Geçmişi efsanelerle yaşatma, Kemalizm’e yanaşma inadı 

KENAN ALPAY

Cumhuriyet kutlamaları dolayısıyla ortaya çıkan en absürt, en marjinal görüntü ve pratikleri kınayıp konuşmak doğal elbette. Ancak Cumhuriyet’in niteliğini resmi bayramlarda zuhur eden bir dizi çirkin pratiğe indirgeyerek ama daha kitlesel katılımlı olanları milli birlik ve beraberliğin teminatı sayarak konuşmak ne geçmişe ne de geleceğe dair sağlıklı bir konumlanışa vesile olmuyor ne yazık ki. Zaten uzun bir süredir birinci kaynaklara yönelerek ciddi bir okuma, sürecin siyasal ve hukuki analizlerini yapma, meselelerin ahlaki ve tarihsel boyutlarını tartışma gibi hayati ihtiyaçlar derin dondurucuya kaldırılmış durumda.

Geçmişe ve Geleceğe Yön Veren Reklamlar

Siyasal-ideolojik propagandalar çoktandır tüketim kültürünün asli unsurlarından biri sayılan reklam spotlarına bırakmış yerini. Kitle iletişim araçlarında ideoloji mümkün mertebe seyreltiliyor, söylem ve semboller olabildiğince sempatik ve dramatik müzikler eşliğinde varoluşsal ihtiyaçlar halinde takdim ediliyor. Reklam kültürü tüketimi teşvik etmekle birlikte hemen neredeyse siyasal kimlik ve duruşları, geçmiş ve geleceğe dair bakışları dahi tanzim edecek gücü de elinde tutuyor. Hangi ideoloji ve siyasal aktörün sempatik, kahraman ve olmazsa olmaz addedileceğine ilişkin tutum ve davranışları da hangi ideoloji ve siyasal aktörlerin antipatik, hain ve yıkıcı-muzır addedileceğini de artık ahlaki ve hukuki süreçler değil reklam yetenekleri belirliyor.

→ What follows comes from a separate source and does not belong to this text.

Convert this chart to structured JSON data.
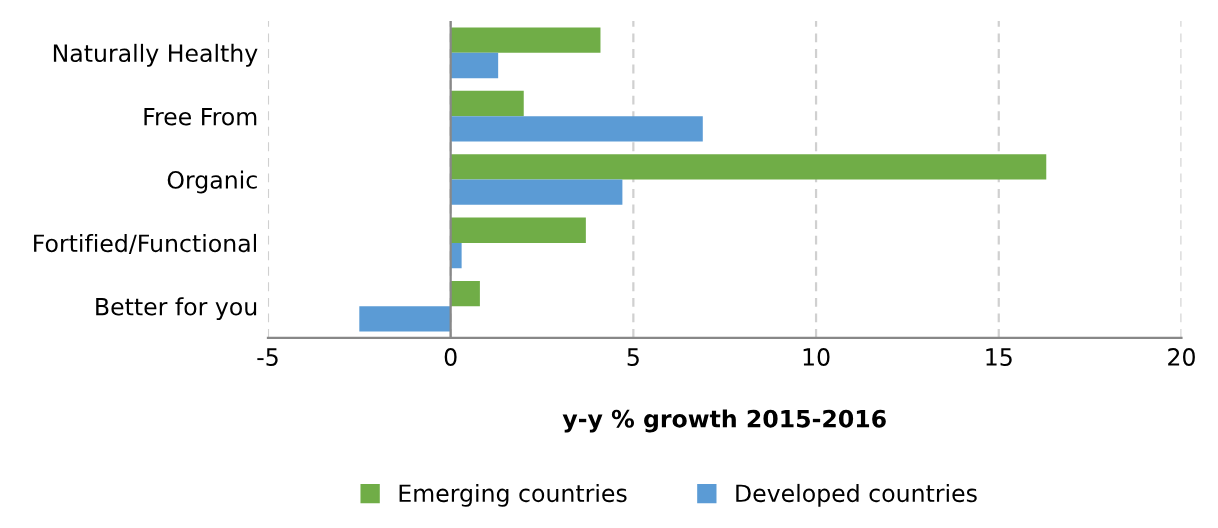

Reklamlarla yaşıyor, reklamlar gülüyor ağlıyor ve nihayet reklamlarla ölüyoruz. Tarihi dizilerle toplumu yumuşak dokunuşlarla hizaya çekmek, bugünün siyasal ihtiyaç ve vazifelerine göre diziler ve reklamlar üzerinden tarih yazmak çok boyutlu getirisi olan stratejik bir faaliyet alanına döndü resmen. Sosyal medyanın anlık, sığ ve mesaj boyutu sınırlı ama denetimsiz alanından beslenmeyi marifet belleyen geniş kitlelerin hemen hiçbir meseleyi enine boyuna, tarafgirlik duygusundan sıyrılıp soğukkanlı bir biçimde usulüne esasına uyarak tart(ış)acak ne zamanı ne de mecali kalmadığına göre “atış serbest” zaten.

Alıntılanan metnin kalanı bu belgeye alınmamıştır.